I have files that accumulate in Blob Storage on Azure that are moved each hour to ADLS with data factory... there are around 1000 files per hour, and they are 10 to 60kb per file...

what is the best combination of:

"parallelCopies": ?
"cloudDataMovementUnits": ?

and also,

"concurrency": ?

to use?

currently i have all of these set to 10, and each hourly slice takes around 5 minutes, which seems slow?

could ADLS, or Blob be getting throttled, how can i tell?

frictionlesspulley frictionlesspulley · Accepted Answer · 2017-10-24T16:51:36

There won't be a one solution fits all scenarios when it comes to optimizing a copy activity. However there few things you can checkout and find a balance. A lot of it depends on the pricing tiers / type of data being copied / type of source and sink.

I am pretty sure that you would have come across this article.

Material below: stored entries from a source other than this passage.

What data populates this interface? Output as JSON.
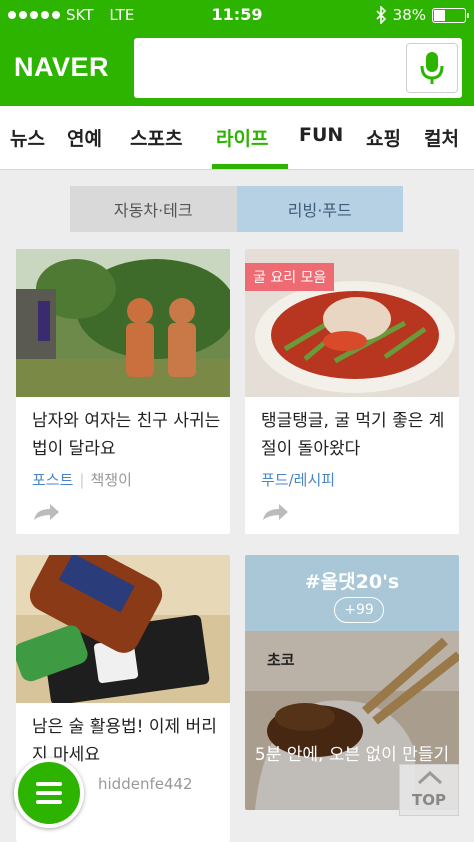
{
  "status_bar": {
    "carrier": "SKT",
    "network": "LTE",
    "time": "11:59",
    "battery": "38%",
    "battery_level": 0.38
  },
  "header": {
    "logo": "NAVER",
    "search_placeholder": ""
  },
  "tabs": [
    {
      "label": "뉴스"
    },
    {
      "label": "연예"
    },
    {
      "label": "스포츠"
    },
    {
      "label": "라이프"
    },
    {
      "label": "FUN"
    },
    {
      "label": "쇼핑"
    },
    {
      "label": "컬처"
    }
  ],
  "active_tab": "라이프",
  "subtabs": [
    {
      "label": "자동차·테크"
    },
    {
      "label": "리빙·푸드"
    }
  ],
  "cards": [
    {
      "title": "남자와 여자는 친구 사귀는 법이 달라요",
      "category": "포스트",
      "author": "책쟁이"
    },
    {
      "badge": "굴 요리 모음",
      "title": "탱글탱글, 굴 먹기 좋은 계절이 돌아왔다",
      "category": "푸드/레시피"
    },
    {
      "title": "남은 술 활용법! 이제 버리지 마세요",
      "author": "hiddenfe442"
    },
    {
      "tag": "#올댓20's",
      "count": "+99",
      "image_label": "초코",
      "caption": "5분 안에, 오븐 없이 만들기"
    }
  ],
  "top_button": "TOP",
  "colors": {
    "brand_green": "#2db400",
    "link_blue": "#4a86c5",
    "subtab_active": "#b7d1e4",
    "badge_pink": "#ef6b73"
  }
}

https://docs.microsoft.com/en-us/azure/data-factory/copy-activity-performance

this is a reference performance sheet, the values are definitely different depending on the pricing tiers of your source and destination items.

Parallel Copy :

This happens at the file level, so it is beneficial if your source files are big as it chunks the data (from the article)
Copy data between file-based stores Between 1 and 32. Depends on the size of the files and the number of cloud data movement units (DMUs) used to copy data between two cloud data stores, or the physical configuration of the Self-hosted Integration Runtime machine.
The default value is 4.
behavior of the copy is important. if it is set to mergeFile then parallel copy is not used.

Concurrency :

This is simply how many instances of the same activity you can run in parallel.

Other considerations :

Compression :

Codec
Level

Bottom line is that you can pick and choose the compression, faster compression will increase network traffic, slower will increase time consumed.

Region :

the location or region of that the data factory, source and destination might affect performance and specially the cost of the operation. having them in the same region might not be feasible all the time depending on your business requirement, but definitely something you can explore.

Specific to Blobs

https://docs.microsoft.com/en-us/azure/storage/common/storage-performance-checklist#blobs

this article gives you a good number of metrics to improve performance, however when using data factory i don't think there is much you can do at this level. You can use the application monitoring to check out throughput while your copy is going on.